For four hundred years, since
early scientists discovered that the universe did not revolve around the
earth, people have felt cut off-adrift in a meaningless cosmos. That is
about to change.
In their groundbreaking new book,
The View from the Center of the Universe, Joel R. Primack, Ph.D., one
of the world's leading cosmologists, and Nancy Ellen Abrams, a philosopher
and writer, use recent advances in astronomy,physics, and cosmology to
frame a compelling new theory of how to understand the universe and our
role in it.
While most of us think of the
universe as empty space peppered with stars separated by vast distances,
the truth, the authors argue, is far richer and more meaningful. For the
first time in history, we know that the universe is more coherent and
spiritually significant than anyone ever imagined and that our place in
it is actually central to the expanding universe in important ways.

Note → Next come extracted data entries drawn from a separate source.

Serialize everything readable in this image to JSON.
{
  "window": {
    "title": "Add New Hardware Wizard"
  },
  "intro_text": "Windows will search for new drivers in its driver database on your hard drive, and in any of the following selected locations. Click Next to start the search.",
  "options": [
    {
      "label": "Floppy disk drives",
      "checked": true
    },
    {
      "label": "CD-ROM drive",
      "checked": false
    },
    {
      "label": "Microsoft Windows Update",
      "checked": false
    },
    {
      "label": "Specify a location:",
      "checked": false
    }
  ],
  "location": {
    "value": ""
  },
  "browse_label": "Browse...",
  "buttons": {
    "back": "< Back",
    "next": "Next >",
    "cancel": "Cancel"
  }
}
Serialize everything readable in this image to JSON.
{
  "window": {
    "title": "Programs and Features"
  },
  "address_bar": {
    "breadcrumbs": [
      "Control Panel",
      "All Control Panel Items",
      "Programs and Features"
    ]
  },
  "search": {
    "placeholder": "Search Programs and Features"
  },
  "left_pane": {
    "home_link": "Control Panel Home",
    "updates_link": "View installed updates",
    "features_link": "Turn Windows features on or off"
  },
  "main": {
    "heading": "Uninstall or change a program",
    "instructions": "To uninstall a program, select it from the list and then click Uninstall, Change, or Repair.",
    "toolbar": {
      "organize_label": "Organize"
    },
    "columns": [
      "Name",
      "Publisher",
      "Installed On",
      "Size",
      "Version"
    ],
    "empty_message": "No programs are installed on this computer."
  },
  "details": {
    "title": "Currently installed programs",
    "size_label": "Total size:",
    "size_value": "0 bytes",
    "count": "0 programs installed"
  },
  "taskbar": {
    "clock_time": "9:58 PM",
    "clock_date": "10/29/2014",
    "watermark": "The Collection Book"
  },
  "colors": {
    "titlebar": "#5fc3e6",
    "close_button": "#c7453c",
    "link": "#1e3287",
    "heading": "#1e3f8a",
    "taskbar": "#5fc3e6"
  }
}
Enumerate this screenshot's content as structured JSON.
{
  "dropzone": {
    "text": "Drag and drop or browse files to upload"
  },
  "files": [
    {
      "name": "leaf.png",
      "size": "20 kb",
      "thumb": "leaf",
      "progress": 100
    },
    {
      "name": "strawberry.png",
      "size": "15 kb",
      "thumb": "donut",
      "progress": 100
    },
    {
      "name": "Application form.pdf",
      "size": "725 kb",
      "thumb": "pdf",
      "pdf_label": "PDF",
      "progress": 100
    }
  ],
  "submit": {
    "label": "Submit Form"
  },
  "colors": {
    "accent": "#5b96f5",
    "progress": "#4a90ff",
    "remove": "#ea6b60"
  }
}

According to Primack and Abrams,
this new cosmology clarifies how the universe operates, what it's made
of, how it may have originated, and how it is evolving. Even more surprising,
these startling ideas spring from both cutting-edge science and the metaphors
of ancient symbols. The result is a very human book that satisfies our
fundamental need for order and meaning in our world and in our lives.
About the Author
Joel R. Primack, Ph.D., is an award-winning professor of physics at the
University of California, Santa Cruz, and is one of the most respected
researchers in his field. He was one of the principal originators and
developers of the theory of Cold Dark Matter, and is a Fellow of the American
Physical Society.
Nancy Ellen Abrams is an award-winning
science philosopher, a writer, an artist, and a lawyer whose work has
appeared in journals, magazines, and books.